Sheriff Laughlin, who has been the sheriff for six years, was just seven years old when Denise disappeared.
“This case has been the great mystery of Fayette County for 34 years,” Sheriff Laughlin told Dateline. “But there is constant activity in this case. We haven’t given up.”
The Indiana State Police has also been brought in to investigate.
According to State Police Detective Sergeant Scott Jarvis, the agency collected DNA samples from the family, along with a DNA sample from a baby tooth belonging to Denise. It has been put into the National DNA Database System.
The evidence has been resubmitted to the Indiana State Police lab to check for any new results given the advances in technology over the years, but those tests did not provide any new clues.
Sheriff Laughlin confirmed there are several persons of interest in the case, but adds there is not enough evidence to charge anyone.
“We believe more than one person is involved -- by statements they’ve made or by their relationship to Denise,” Sheriff Laughlin said.
Denise’s case is also being worked on by someone else.
Stacy Reese has made it her mission to find out what happened to Denise. She was only three years old when Denise vanished and grew up in the same town. Her mother babysat both Denise and Jenny when they were children. Her father was a volunteer firefighter and assisted the search parties in the days following Denise’s disappearance.
Today, Stacy is a police detective in Vincennes County, but volunteers her services to help the Pflum family and has become their spokesperson.

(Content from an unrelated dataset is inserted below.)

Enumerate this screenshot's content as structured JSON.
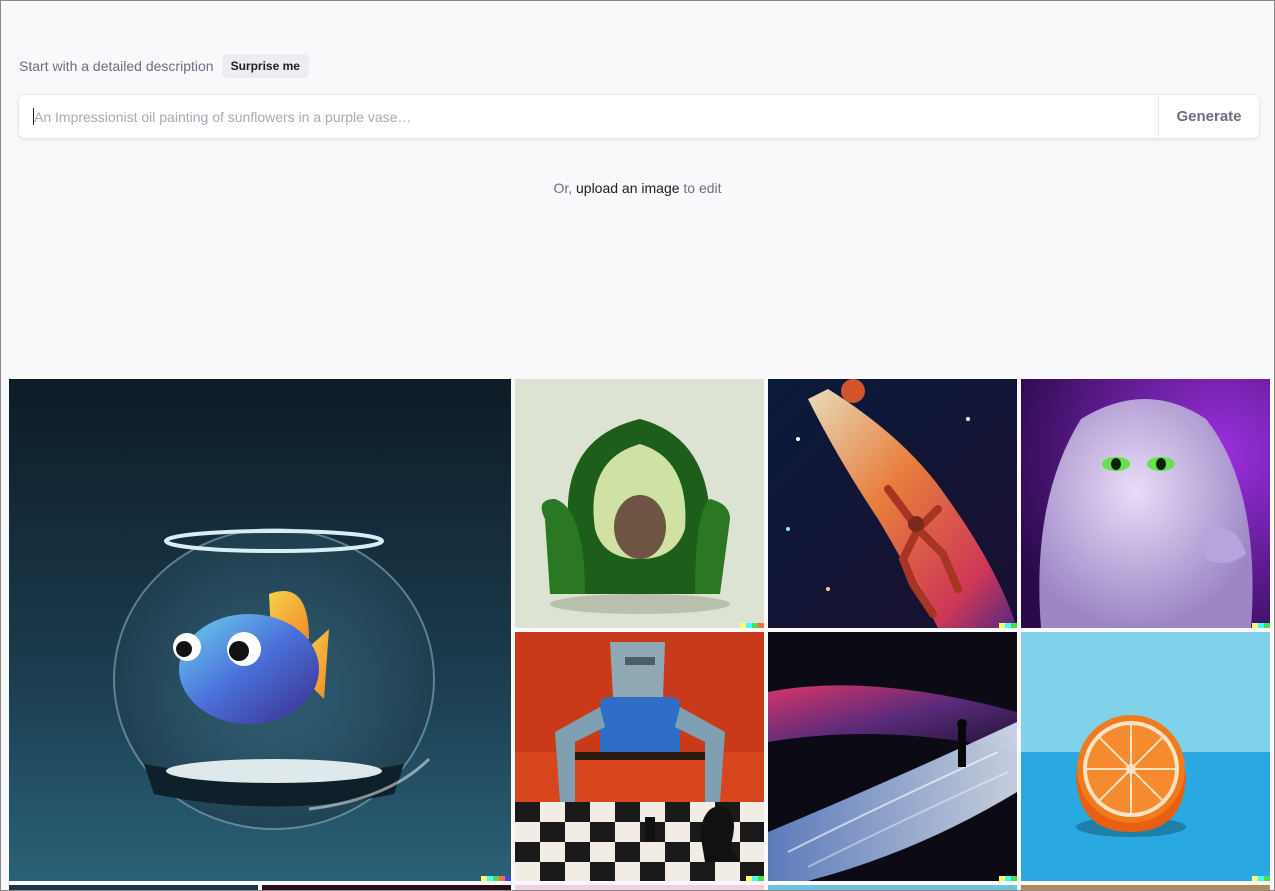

“It has always been a part of my life. If you live in this area, you know about Denise and you know her story. It’s part of you. It's part of all of us,” Stacy told Dateline. “Denise’s story is why I became a cop.”
Stacy has been following every tip and lead she receives and in 2018, started a Facebook page “Justice for Denise Pflum” to raise awareness of the case.
“This case is solvable,” Stacy said. “All you need is one person. One person to come forward with the information we need. The missing link that completes this puzzle.”
Stacy told Dateline she’ll continue to fight for justice for Denise and closure for the family, which has become like her own.
Judy echoed Stacy’s sentiments, and added that they are forever grateful for her.
“We’re so blessed to have her in our lives,” Judy said. “She’s part of our family, really. She always says I remind her of her late grandmother. That means a lot. We have that bond. And now she’s part of Denise’s story.”
Now in their 70s, Denise’s parents told Dateline they are worried they'll never know what happened to their daughter.
“Our only hope is keeping her story alive,” Judy said. “And that it one day leads to justice for our girl.”
The Pflum family is offering a $25,000 reward leading to the location of Denise and information leading to the arrest of the person or people responsible.